Ligeti had a good sense of humour. This is shown not only in his famous Poème symphonique for 100 metronomes, but also in his lunatic opera Le Grand Macabre, which Sir Simon Rattle programmed for the 2016/2017 season: the work, based on the play La Balade du Grand Macabre by the Belgian playwright Michel de Ghelderode, is a grotesque parable about war, enriched with elements from the theatre of the absurd, the mediaeval dance of death and a wild carnival. “In Grand Macabre I turned death upside down,” Ghelderode said in an interview in 1956. “I made him into a comical character. That was my revenge, and that was also the revenge that life took on him.” Ligeti, who himself experienced the horrors of war and several times barely escaped death (“By chance I survived”), said in regards to the driving forces behind his opera: “It is the fear of death, the apotheosis of the fear and overcoming the fear through comedy, through humour, through the grotesque.“

The play is set in the fictional city of Breughelland, a totalitarian and completely run-down banana republic, in which such illustrious figures wreak havoc as the cake-loving Prince Go-Go, Mescalina, the wife of the court astrologer Astradamor, who keeps giant spiders, Gepopo, chief of the Secret Political Police, and Nekrotzar, the “Great Macabre”, a more than dubious character. After Nekrotzar announces the end of the world due to a comet colliding with the earth, everyone panics: while the people beg for mercy, Go-Go, Nekrotzar and the other courtiers drink themselves into a stupor so that in their state of intoxication they miss the end of the world. On the next morning, they are all lively (though with a heavy hangover) – all of them except the “Great Macabre” who asserted that he is death incarnate. “If he were death himself,” said Ligeti, “then death is now dead, eternal life has begun and earth is at one with heaven: the Last Judgement has taken place. Should he however merely have been a conceited charlatan and a dark and false messiah and his mission merely words, life will continue as normal – one day everyone will die, but not today, not immediately.”

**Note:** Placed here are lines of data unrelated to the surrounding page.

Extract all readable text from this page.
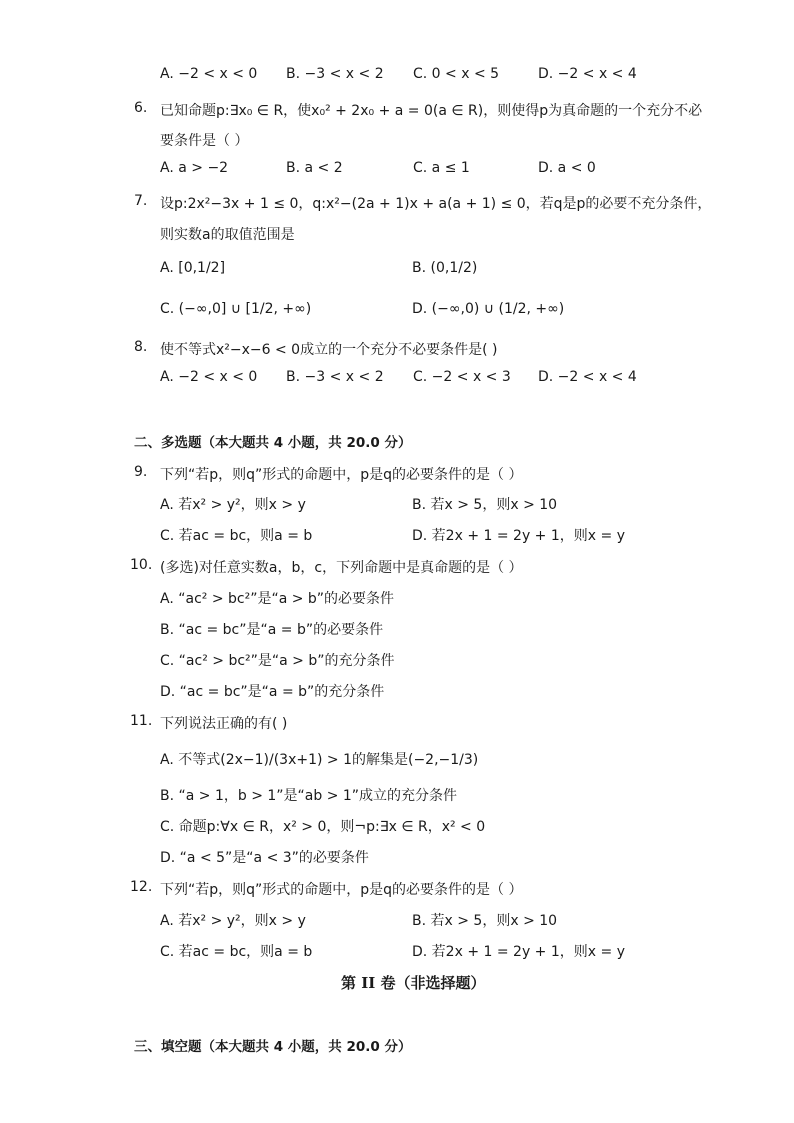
A. −2 < x < 0 B. −3 < x < 2 C. 0 < x < 5	D. −2 < x < 4
6. 已知命题p:∃x₀ ∈ R，使x₀² + 2x₀ + a = 0(a ∈ R)，则使得p为真命题的一个充分不必
要条件是（ ）
A. a > −2	B. a < 2	C. a ≤ 1	D. a < 0
7. 设p:2x²−3x + 1 ≤ 0，q:x²−(2a + 1)x + a(a + 1) ≤ 0，若q是p的必要不充分条件，
则实数a的取值范围是
A. [0,1/2]	B. (0,1/2)
C. (−∞,0] ∪ [1/2, +∞)	D. (−∞,0) ∪ (1/2, +∞)
8. 使不等式x²−x−6 < 0成立的一个充分不必要条件是( )
A. −2 < x < 0 B. −3 < x < 2 C. −2 < x < 3 D. −2 < x < 4
二、多选题（本大题共 4 小题，共 20.0 分）
9. 下列“若p，则q”形式的命题中，p是q的必要条件的是（ ）
A. 若x² > y²，则x > y	B. 若x > 5，则x > 10
C. 若ac = bc，则a = b	D. 若2x + 1 = 2y + 1，则x = y
10. (多选)对任意实数a，b，c，下列命题中是真命题的是（ ）
A. “ac² > bc²”是“a > b”的必要条件
B. “ac = bc”是“a = b”的必要条件
C. “ac² > bc²”是“a > b”的充分条件
D. “ac = bc”是“a = b”的充分条件
11. 下列说法正确的有( )
A. 不等式(2x−1)/(3x+1) > 1的解集是(−2,−1/3)
B. “a > 1，b > 1”是“ab > 1”成立的充分条件
C. 命题p:∀x ∈ R，x² > 0，则¬p:∃x ∈ R，x² < 0
D. “a < 5”是“a < 3”的必要条件
12. 下列“若p，则q”形式的命题中，p是q的必要条件的是（ ）
A. 若x² > y²，则x > y	B. 若x > 5，则x > 10
C. 若ac = bc，则a = b	D. 若2x + 1 = 2y + 1，则x = y
第 II 卷（非选择题）
三、填空题（本大题共 4 小题，共 20.0 分）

As in the previous season with Pelléas et Mélisande, Peter Sellars transforms the Philharmonie into a theatre with his staging of Le Grand Macabre. And you can be sure that something surprising occurs to him with this material. You can experience as soloists British bass-baritone Christopher Purves as Nekrotzar and countertenor Anthony Roth Costanzo as Prince Go-Go, about whom the New York Post attested “quirky comic timing”.